Tujuan dan Fungsi Pembahasan
1. Tujuan Pembahasan
1. Untuk mengetahui makna dan
dampak dari mudik itu sendiri
2. Untuk mengetahui seberapa besar
dampak PSBB terhadap intensitas
mobilitas dan mudik di Indonesia
3. Untuk mengetahui dampak positif
dan negatif dari penerapan kebijakan
PSBB
2. Fungsi Pembahasan
1. Sebagai pemenuhan nilai tugas
mata kuliah yang telah diinstruksikan
oleh dosen
2. Untuk menambah wawasan dan
pengetahuan penulis serta pembaca
tentang dampak dari adanya
kebijakan PSBB terhadap tingkat
mobilitas dan mudik di Indonesia
KAJIAN PUSTAKA
Teori Mudik
DEFINISI MUDIK
Mudik dapat diartikan sebagai “pulang
kampung” walau secara harfiah sebenar-nya
berasal dari kata “udik =desa”, sehingga arti
mudik dapat diterjemahkan sebagai “pulang
kampung” yang selalu dilakukan oleh
segenap umat beragama islam yang berada
di perantauan atau bertempat tinggal jauh
dari kampung halaman mereka.
Secara hermeneutis, Mudik adalah proses
mengembalikan diri kearah kebeningan hati,
kedamaian laku, dan kepedulian terhadap
soal kemiskinan. (Maladi Agus). Mudik
adalah kegiatan perantau/pekerja migran
untuk pulang ke kampung
halamannya. Mudik di Indonesia identik
dengan tradisi tahunan yang terjadi
menjelang hari raya besar keagamaan
misalnya menjelang Lebaran. Pada saat
itulah ada kesempatan untuk berkumpul
dengan sanak saudara yang tersebar di
perantauan, selain tentunya juga bersua
dengan orang tua.
MUDIK DI INDONESIA
Fenomena mudik lebaran di Indonesia
mengemuka kembali pada 1970-an. Saat itu,
Jakarta merupakan satu-satunya kota besar
di Indonesia. Orang dari desa beramai-ramai
datang ke Jakarta untuk mencari pekerjaan
dan mengubah nasib. Untuk mereka yang
sudah mendapat pekerjaan, mereka akan
mendapat jatah untuk berlibur Panjang, yang
mana biasa nya libur tersebut bertapatan
dengan perayaan hari besar keagamaan
seperti lubur lebaran. Jadilah momen lebaran
ini digunakan untuk mudik atau pulang
kampung dan bersilaturahmi dengan
keluarga, juga mereka yang selalu
menyempatkan diri untuk berziarah
mengunjungi makam-makam sanak family
nya.
Terdapat empat hal yang mana menjadi
tujuan utama orang menjadi tujuan orang
untuk melakukan mudik dan sulit digantikan
dengan teknologi yang mana pada zaman ini
teknologi komunikasi sudah semakin
canggih.

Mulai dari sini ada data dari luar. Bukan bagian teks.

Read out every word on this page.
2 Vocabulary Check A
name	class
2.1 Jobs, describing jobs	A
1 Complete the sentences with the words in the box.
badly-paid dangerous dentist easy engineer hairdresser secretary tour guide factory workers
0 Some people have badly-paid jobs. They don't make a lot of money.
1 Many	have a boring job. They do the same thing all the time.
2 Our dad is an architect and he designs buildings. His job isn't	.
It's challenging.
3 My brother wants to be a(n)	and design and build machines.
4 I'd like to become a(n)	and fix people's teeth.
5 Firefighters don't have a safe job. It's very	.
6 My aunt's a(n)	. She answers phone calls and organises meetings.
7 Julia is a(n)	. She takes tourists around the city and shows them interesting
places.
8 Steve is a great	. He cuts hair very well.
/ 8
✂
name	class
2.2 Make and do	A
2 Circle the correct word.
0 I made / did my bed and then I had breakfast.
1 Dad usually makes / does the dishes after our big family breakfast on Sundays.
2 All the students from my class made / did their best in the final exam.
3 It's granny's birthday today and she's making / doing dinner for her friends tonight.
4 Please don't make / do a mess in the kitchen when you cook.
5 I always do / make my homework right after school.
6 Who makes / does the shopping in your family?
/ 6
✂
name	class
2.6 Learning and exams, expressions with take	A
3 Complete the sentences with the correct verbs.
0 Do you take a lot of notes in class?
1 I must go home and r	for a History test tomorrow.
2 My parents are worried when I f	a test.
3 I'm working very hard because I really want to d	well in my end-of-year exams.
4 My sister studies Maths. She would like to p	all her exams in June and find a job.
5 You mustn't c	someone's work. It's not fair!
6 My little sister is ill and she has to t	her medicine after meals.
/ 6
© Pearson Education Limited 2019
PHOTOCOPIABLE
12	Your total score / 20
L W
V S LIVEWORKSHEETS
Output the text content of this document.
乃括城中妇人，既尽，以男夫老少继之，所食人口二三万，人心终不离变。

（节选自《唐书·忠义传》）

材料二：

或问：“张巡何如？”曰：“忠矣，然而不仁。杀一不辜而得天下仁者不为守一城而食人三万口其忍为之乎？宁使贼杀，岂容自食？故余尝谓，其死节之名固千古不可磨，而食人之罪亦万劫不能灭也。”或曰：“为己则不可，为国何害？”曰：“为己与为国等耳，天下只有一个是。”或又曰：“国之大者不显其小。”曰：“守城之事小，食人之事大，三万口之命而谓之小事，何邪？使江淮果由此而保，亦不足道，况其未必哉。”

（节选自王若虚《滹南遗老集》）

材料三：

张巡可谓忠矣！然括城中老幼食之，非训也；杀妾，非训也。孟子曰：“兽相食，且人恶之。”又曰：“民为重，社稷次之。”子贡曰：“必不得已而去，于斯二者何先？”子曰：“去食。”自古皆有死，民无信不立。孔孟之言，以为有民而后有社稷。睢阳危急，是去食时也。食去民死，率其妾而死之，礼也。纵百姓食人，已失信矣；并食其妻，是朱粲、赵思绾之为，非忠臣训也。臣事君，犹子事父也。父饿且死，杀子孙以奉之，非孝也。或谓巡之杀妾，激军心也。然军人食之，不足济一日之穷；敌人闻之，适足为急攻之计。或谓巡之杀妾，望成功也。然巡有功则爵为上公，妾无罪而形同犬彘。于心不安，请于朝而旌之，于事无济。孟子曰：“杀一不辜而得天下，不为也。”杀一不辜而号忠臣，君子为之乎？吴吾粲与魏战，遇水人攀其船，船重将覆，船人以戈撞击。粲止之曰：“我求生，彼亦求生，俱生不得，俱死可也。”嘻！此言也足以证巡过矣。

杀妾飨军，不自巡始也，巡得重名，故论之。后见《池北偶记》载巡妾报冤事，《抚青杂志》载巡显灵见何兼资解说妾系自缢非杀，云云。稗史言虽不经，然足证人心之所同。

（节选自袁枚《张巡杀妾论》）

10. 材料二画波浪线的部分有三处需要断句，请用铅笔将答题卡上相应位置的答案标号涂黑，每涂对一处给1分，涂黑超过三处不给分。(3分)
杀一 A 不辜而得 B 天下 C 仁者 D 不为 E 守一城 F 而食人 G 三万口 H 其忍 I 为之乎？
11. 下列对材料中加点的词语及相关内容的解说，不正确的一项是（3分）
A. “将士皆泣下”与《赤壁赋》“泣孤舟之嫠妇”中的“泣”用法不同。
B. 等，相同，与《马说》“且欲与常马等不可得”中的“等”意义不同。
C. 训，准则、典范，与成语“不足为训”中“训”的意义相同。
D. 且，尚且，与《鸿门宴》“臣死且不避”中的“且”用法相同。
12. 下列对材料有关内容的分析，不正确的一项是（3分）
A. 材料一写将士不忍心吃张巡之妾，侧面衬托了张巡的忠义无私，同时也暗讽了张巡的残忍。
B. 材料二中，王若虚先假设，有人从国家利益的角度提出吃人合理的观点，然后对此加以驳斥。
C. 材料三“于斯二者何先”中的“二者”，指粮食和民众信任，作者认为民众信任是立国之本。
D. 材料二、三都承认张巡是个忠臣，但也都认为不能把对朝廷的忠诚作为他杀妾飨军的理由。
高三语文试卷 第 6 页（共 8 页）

Walaupun dizaman sekarang ini
teknologi komunikasi sudah semakin maju,
namun masyarakat merasa bahwa tradisi
mudik belum dapat tergantikan. Menurut
sosiolog Universitas Gajah Mada, Arie
Sudjito mengatakan ada beberapa hal yang
mana teknologi belum bisa untuk
menggantikan kebiasaan atau tradisi mudik
bagi warga negara Indonesia. Salah satunya
ialah, teknologi belum menjadi bagian dari
budaya yang mendasar bagi masyarakat di
Indonesia, terlebih lagi wilayah Indonesia
yang masih banyak pedesaan. untuk itu
terdapat 4 hal utama yang menjadi alasan
orang melakukan mudik, yaitu :
1. Pertama, mencari berkah dengan
bersilaturahmi kepada orang tua,
kerabat, saudara, dan tetangga.
2. Kedua, mudik dapat menjadi terapi
Psikologis bagi para perantau. Yang
mana dalam hal ini dengan kembali
ke kampung halaman melapas
kerinduan, bertemu dengan orang-
orang yang kita kenal dekat itu
menjadi sebuah refreshing bagi para
pekerja di kota yang pulang
kampung. Dimana terdapat banyak
kebahagiaan setelah berpenat-penat
ria bekerja mencari harta di kota.
Sehingga Ketika kembali dari
perantauan para perantau sudah
kembali fresh.
3. Ketiga, untuk mengingat asal-usul.
Umum nya banyak perantau yang
sudah memiliki keturunan, dan
tinggal di kota membesarkan
anaknya. Pulang kampung atau
mudik menjadi momentum yang pas
untuk mengenalkan keturunan atau
anak kepada sanak saudara, orang
tua dan kampung halaman nya
dimana leluhurnya berasal. Dan juga
untuk mengajarkan kepada anak-
anak nya mengenai kehidupan.
4. Keempat, adalah sebagai ajang unjuk
diri. Tidak jarang yang kebanyakan
perantau menjadikan momenteum
menjadikan mudik untuk ajang unjuk
diri sebagai pembuktian bahwa
sudah berhasil di tanah rantau. (Arie
Sudjito :2012)
MUDIK DALAM PERSPEKTIF BUDAYA
Walaupun dalam ajaran agama islam mudik
tidak ada kaitannya, namun mudik tidak
pernah terhapus sebagai tradisi. Mudik
merupakan suatu hal yang nyata yang tidak
bisa di pungkiri lagi keberadaan nya bagi
warga negara di Indonesia. Mudik
ditempatkan sebagai bahasa budaya
sementara Idul Fitri adalah bahasa agama.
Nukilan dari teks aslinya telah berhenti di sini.